Start by finding what has been oxidized and what has bee reduced by inspecting the oxidation numbers:

In this case:
$C {r}^{2 +} \left(a q\right) \to C {r}^{3 +} \left(a q\right)$
Is the oxidation
and
$S {O}_{4}^{2 -} \left(a q\right) \to {H}_{2} S {O}_{3} \left(a q\right)$
is the reduction
Start by balancing the half equations for oxygen by adding water:

$S {O}_{4}^{2 -} \left(a q\right) \to {H}_{2} S {O}_{3} \left(a q\right) + {H}_{2} O \left(l\right)$
(Only the reduction includes oxygen)

Now balance hydrogen by adding protons:

$4 {H}^{+} \left(a q\right) + S {O}_{4}^{2 -} \left(a q\right) \to {H}_{2} S {O}_{3} \left(a q\right) + {H}_{2} O \left(l\right)$
(again, only the reduction involves hydrogen)

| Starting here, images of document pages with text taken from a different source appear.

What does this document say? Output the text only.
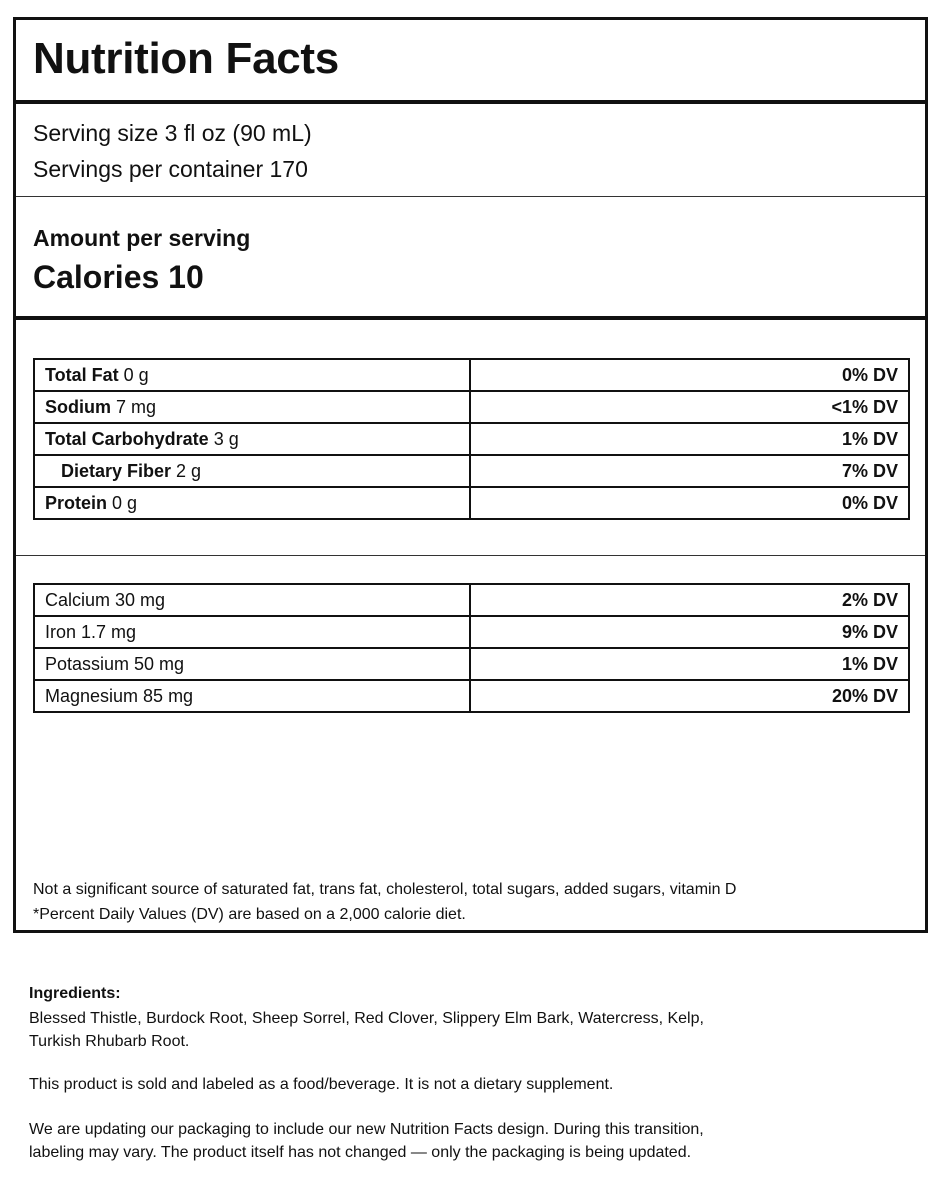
Nutrition Facts

Serving size 3 fl oz (90 mL)

Servings per container 170

Amount per serving

Calories 10

Total Fat 0 g	0% DV
Sodium 7 mg	<1% DV
Total Carbohydrate 3 g	1% DV
Dietary Fiber 2 g	7% DV
Protein 0 g	0% DV
Calcium 30 mg	2% DV
Iron 1.7 mg	9% DV
Potassium 50 mg	1% DV
Magnesium 85 mg	20% DV

Not a significant source of saturated fat, trans fat, cholesterol, total sugars, added sugars, vitamin D

*Percent Daily Values (DV) are based on a 2,000 calorie diet.

Ingredients:

Blessed Thistle, Burdock Root, Sheep Sorrel, Red Clover, Slippery Elm Bark, Watercress, Kelp, Turkish Rhubarb Root.

This product is sold and labeled as a food/beverage. It is not a dietary supplement.

We are updating our packaging to include our new Nutrition Facts design. During this transition, labeling may vary. The product itself has not changed — only the packaging is being updated.
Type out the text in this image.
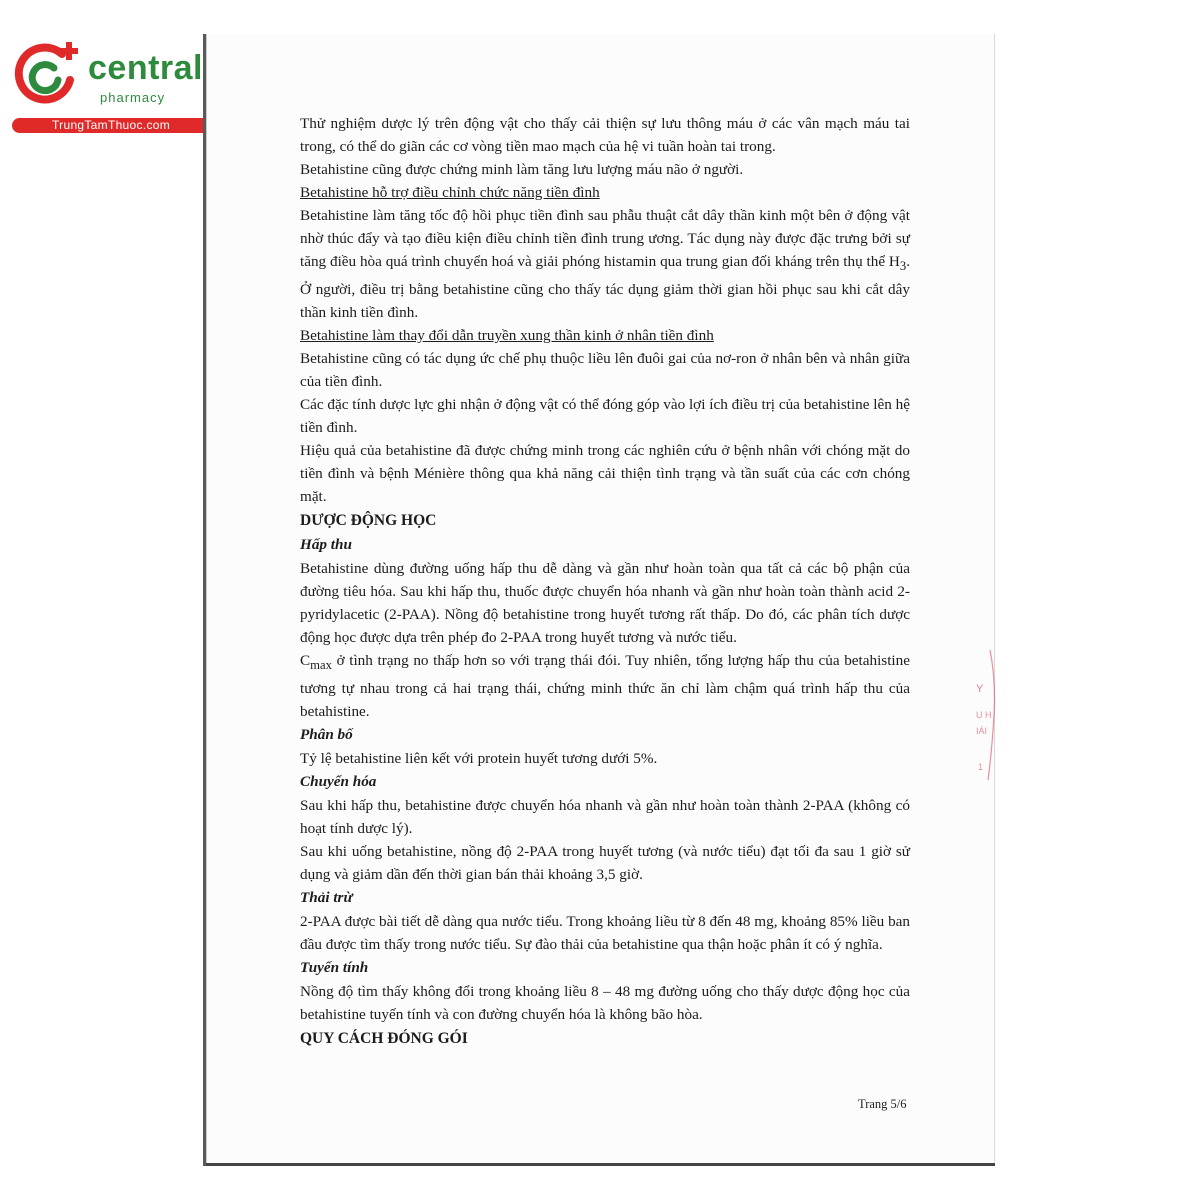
central
pharmacy
TrungTamThuoc.com
Y
U H
IÁI
1

Thử nghiệm dược lý trên động vật cho thấy cải thiện sự lưu thông máu ở các vân mạch máu tai trong, có thể do giãn các cơ vòng tiền mao mạch của hệ vi tuần hoàn tai trong.

Betahistine cũng được chứng minh làm tăng lưu lượng máu não ở người.

Betahistine hỗ trợ điều chỉnh chức năng tiền đình

Betahistine làm tăng tốc độ hồi phục tiền đình sau phẫu thuật cắt dây thần kinh một bên ở động vật nhờ thúc đẩy và tạo điều kiện điều chỉnh tiền đình trung ương. Tác dụng này được đặc trưng bởi sự tăng điều hòa quá trình chuyển hoá và giải phóng histamin qua trung gian đối kháng trên thụ thể $H_3$. Ở người, điều trị bằng betahistine cũng cho thấy tác dụng giảm thời gian hồi phục sau khi cắt dây thần kinh tiền đình.

Betahistine làm thay đổi dẫn truyền xung thần kinh ở nhân tiền đình

Betahistine cũng có tác dụng ức chế phụ thuộc liều lên đuôi gai của nơ-ron ở nhân bên và nhân giữa của tiền đình.

Các đặc tính dược lực ghi nhận ở động vật có thể đóng góp vào lợi ích điều trị của betahistine lên hệ tiền đình.

Hiệu quả của betahistine đã được chứng minh trong các nghiên cứu ở bệnh nhân với chóng mặt do tiền đình và bệnh Ménière thông qua khả năng cải thiện tình trạng và tần suất của các cơn chóng mặt.

DƯỢC ĐỘNG HỌC

Hấp thu

Betahistine dùng đường uống hấp thu dễ dàng và gần như hoàn toàn qua tất cả các bộ phận của đường tiêu hóa. Sau khi hấp thu, thuốc được chuyển hóa nhanh và gần như hoàn toàn thành acid 2-pyridylacetic (2-PAA). Nồng độ betahistine trong huyết tương rất thấp. Do đó, các phân tích dược động học được dựa trên phép đo 2-PAA trong huyết tương và nước tiểu.

$C_{max}$ ở tình trạng no thấp hơn so với trạng thái đói. Tuy nhiên, tổng lượng hấp thu của betahistine tương tự nhau trong cả hai trạng thái, chứng minh thức ăn chỉ làm chậm quá trình hấp thu của betahistine.

Phân bố

Tỷ lệ betahistine liên kết với protein huyết tương dưới 5%.

Chuyển hóa

Sau khi hấp thu, betahistine được chuyển hóa nhanh và gần như hoàn toàn thành 2-PAA (không có hoạt tính dược lý).

Sau khi uống betahistine, nồng độ 2-PAA trong huyết tương (và nước tiểu) đạt tối đa sau 1 giờ sử dụng và giảm dần đến thời gian bán thải khoảng 3,5 giờ.

Thải trừ

2-PAA được bài tiết dễ dàng qua nước tiểu. Trong khoảng liều từ 8 đến 48 mg, khoảng 85% liều ban đầu được tìm thấy trong nước tiểu. Sự đào thải của betahistine qua thận hoặc phân ít có ý nghĩa.

Tuyến tính

Nồng độ tìm thấy không đổi trong khoảng liều 8 – 48 mg đường uống cho thấy dược động học của betahistine tuyến tính và con đường chuyển hóa là không bão hòa.

QUY CÁCH ĐÓNG GÓI

Trang 5/6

Now balance each half-equation for charge by adding electrons to the more positive side:
$C {r}^{2 +} \to C {r}^{3 +} + {e}^{-}$

$4 {H}^{+} + S {O}_{4}^{2 -} \left(a q\right) + 2 {e}^{-} \to {H}_{2} S {O}_{3} \left(a q\right) + {H}_{2} O \left(l\right)$

And to equalize the electrons, multiply the whole half equation with the least electrons by an integer to equal the other half-equation in the number of electrons, thereby balancing the electrons on both sides of the equation:

$2 C {r}^{2 +} \to 2 C {r}^{3 +} + 2 {e}^{-}$

Now combine everything and remove the electrons (as they in equal amounts on both sides they can be canceled in this step - otherwise just simplify as far as possible)

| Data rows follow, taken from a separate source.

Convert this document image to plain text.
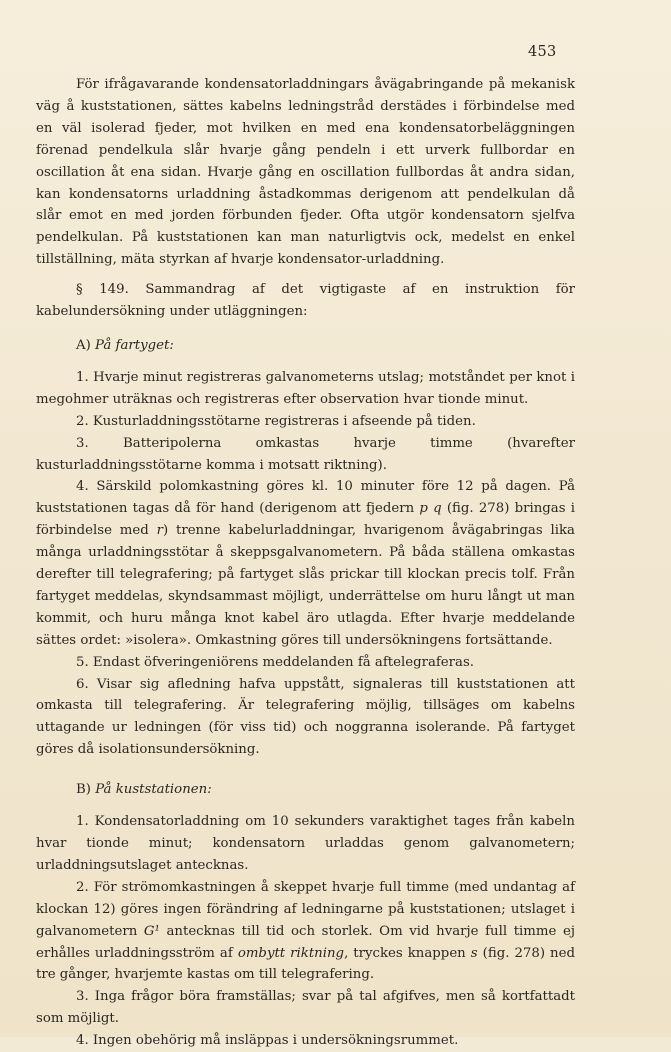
453

För ifrågavarande kondensatorladdningars åvägabringande på mekanisk väg å kuststationen, sättes kabelns ledningstråd derstädes i förbindelse med en väl isolerad fjeder, mot hvilken en med ena kondensatorbeläggningen förenad pendelkula slår hvarje gång pendeln i ett urverk fullbordar en oscillation åt ena sidan. Hvarje gång en oscillation fullbordas åt andra sidan, kan kondensatorns urladdning åstadkommas derigenom att pendelkulan då slår emot en med jorden förbunden fjeder. Ofta utgör kondensatorn sjelfva pendelkulan. På kuststationen kan man naturligtvis ock, medelst en enkel tillställning, mäta styrkan af hvarje kondensator-urladdning.

§ 149. Sammandrag af det vigtigaste af en instruktion för kabelundersökning under utläggningen:

A) På fartyget:

1. Hvarje minut registreras galvanometerns utslag; motståndet per knot i megohmer uträknas och registreras efter observation hvar tionde minut.

2. Kusturladdningsstötarne registreras i afseende på tiden.

3.	Batteripolerna omkastas hvarje timme (hvarefter kusturladdningsstötarne komma i motsatt riktning).

4. Särskild polomkastning göres kl. 10 minuter före 12 på dagen. På kuststationen tagas då för hand (derigenom att fjedern p q (fig. 278) bringas i förbindelse med r) trenne kabelurladdningar, hvarigenom åvägabringas lika många urladdningsstötar å skeppsgalvanometern. På båda ställena omkastas derefter till telegrafering; på fartyget slås prickar till klockan precis tolf. Från fartyget meddelas, skyndsammast möjligt, underrättelse om huru långt ut man kommit, och huru många knot kabel äro utlagda. Efter hvarje meddelande sättes ordet: »isolera». Omkastning göres till undersökningens fortsättande.

5. Endast öfveringeniörens meddelanden få aftelegraferas.

6. Visar sig afledning hafva uppstått, signaleras till kuststationen att omkasta till telegrafering. Är telegrafering möjlig, tillsäges om kabelns uttagande ur ledningen (för viss tid) och noggranna isolerande. På fartyget göres då isolationsundersökning.

B) På kuststationen:

1. Kondensatorladdning om 10 sekunders varaktighet tages från kabeln hvar tionde minut; kondensatorn urladdas genom galvanometern; urladdningsutslaget antecknas.

2. För strömomkastningen å skeppet hvarje full timme (med undantag af klockan 12) göres ingen förändring af ledningarne på kuststationen; utslaget i galvanometern G¹ antecknas till tid och storlek. Om vid hvarje full timme ej erhålles urladdningsström af ombytt riktning, tryckes knappen s (fig. 278) ned tre gånger, hvarjemte kastas om till telegrafering.

3. Inga frågor böra framställas; svar på tal afgifves, men så kortfattadt som möjligt.

4. Ingen obehörig må insläppas i undersökningsrummet.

$4 {H}^{+} \left(a q\right) + S {O}_{4}^{2 -} \left(a q\right) + 2 C {r}^{2 +} \left(a q\right) \to 2 C {r}^{3 +} \left(a q\right) + {H}_{2} S {O}_{3} \left(a q\right) + {H}_{2} O \left(l\right)$

Now the equation is balanced and we can see that the coefficient to $C {r}^{2 +}$ is 2.